This study provides an overview of key differences among COVID-19 patients presenting at Institut Méditerranée Infection during the first wave (March 3 – April 27, 2020) and first part of the second wave (June 15 – August 15, 2020) of the pandemic in Marseille, France’s second largest city. Persons presenting at the facility were tested for SARS-CoV-2 using PCR irrespective of symptoms. Cases in the first period were more likely to be older. However, caution should be taken when interpreting these results, as demographic data analyzed included the peak of the first wave (early April) of COVID-19 in the country, while data analyzed for the second wave did not include its peak (which occurred after August) and thus, may not reflect the complete picture of COVID-19 cases detected in the entire second wave. In addition, while mortality rate was 1.1% for cases identified between March 3 and April 27, and 0.1% between June 15 and August 15, analysis of additional data showed mortality rate of 0.8% for the period June 15 to September 30. Continuous monitoring of regional trends and outcomes in COVID-19 cases is needed to inform prevention and control efforts, as well as planning for healthcare needs.

Study design

Retrospective Cohort

Study population and setting

The study compared differences among COVID-19 patients seen at Institut Méditerranée Infection, a university hospital dedicated to research in infectious and tropical diseases, during the first wave (March – April 2020) and second wave (June – August 2020) of the pandemic in Marseille, France. From early March, the hospital tested everyone presenting at its facility without regard to symptoms. COVID-19 treatment at both time periods included use of hydroxychloroquine and/or azithromycin.

Summary of Main Findings

From March 3 to April 27, 3737 COVID-19 cases were identified, while 768 cases were identified from June 15 to August 15. Cases identified from March 3 to April 27 were more likely to be older (45.3 years vs. 39.2 years), hospitalized (18% vs. 10.7%), and transferred to the ICU (1.8% vs. 0.9%). They were also less likely to be male (45.6% vs. 52.6%).
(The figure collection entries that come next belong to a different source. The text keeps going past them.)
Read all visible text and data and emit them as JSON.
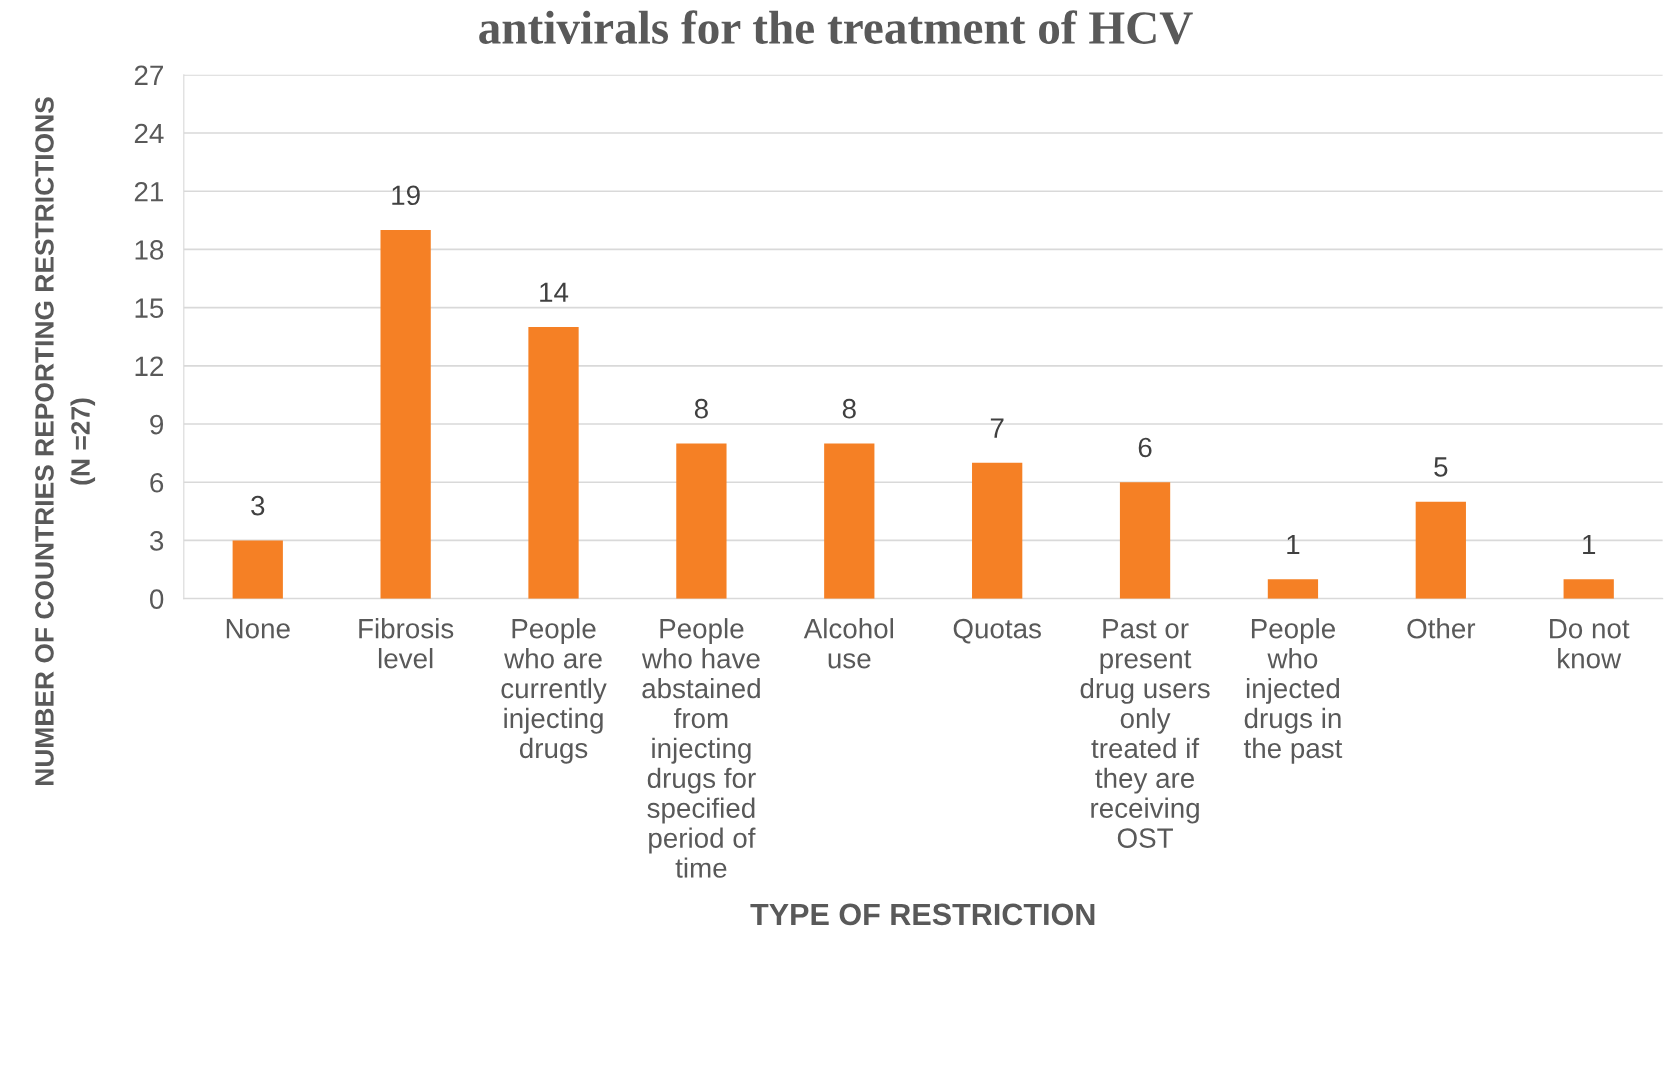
{
  "chart_data": {
    "type": "bar",
    "title": "antivirals for the treatment of HCV",
    "xlabel": "TYPE OF RESTRICTION",
    "ylabel": "NUMBER OF COUNTRIES REPORTING RESTRICTIONS\n(N =27)",
    "categories": [
      "None",
      "Fibrosis\nlevel",
      "People\nwho are\ncurrently\ninjecting\ndrugs",
      "People\nwho have\nabstained\nfrom\ninjecting\ndrugs for\nspecified\nperiod of\ntime",
      "Alcohol\nuse",
      "Quotas",
      "Past or\npresent\ndrug users\nonly\ntreated if\nthey are\nreceiving\nOST",
      "People\nwho\ninjected\ndrugs in\nthe past",
      "Other",
      "Do not\nknow"
    ],
    "values": [
      3,
      19,
      14,
      8,
      8,
      7,
      6,
      1,
      5,
      1
    ],
    "color": "#f58025",
    "ylim": [
      0,
      27
    ],
    "yticks": [
      0,
      3,
      6,
      9,
      12,
      15,
      18,
      21,
      24,
      27
    ],
    "grid": "y",
    "data_labels": true
  }
}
There was no significant difference in prevalence of loss of taste or loss of smell between patients identified from March 3 to April 27, and those identified from June 15 to August 15. However, patients in the first wave had higher lymphocyte and platelet counts, fibrinogen and D-dimer levels than those in the second wave. Viral load was higher among patients in the second wave. The overall mortality rate was 1.1% for cases identified from March 3 to April 27. Overall mortality was 0.1% from June 15 to August 15. Additional data was collected up to September 30 for 3557 patients (of whom 33 died), raising the total mortality from June 15 to September 30 to 0.8%. However, demographic characteristics were not described for these additional patients.

Study Strengths

Individuals presenting to the facility underwent SARS-CoV-2 PCR testing regardless of symptomatology.

Limitations

While data analyzed included the peak of the first wave (early April 2020) of COVID-19 in the country, data analyzed on demographic and clinical factors for the second wave only captured the first part of the second wave (June – August), but did not include its peak (which occurred after August). No indication that analyses were adjusted for confounding.

Value added

Highlights key differences in demographic and clinical characteristics of COVID-19 patients at Institut Méditerranée Infection in Marseille, France, during the first wave and first part of the second wave of the COVID-19 pandemic in the country.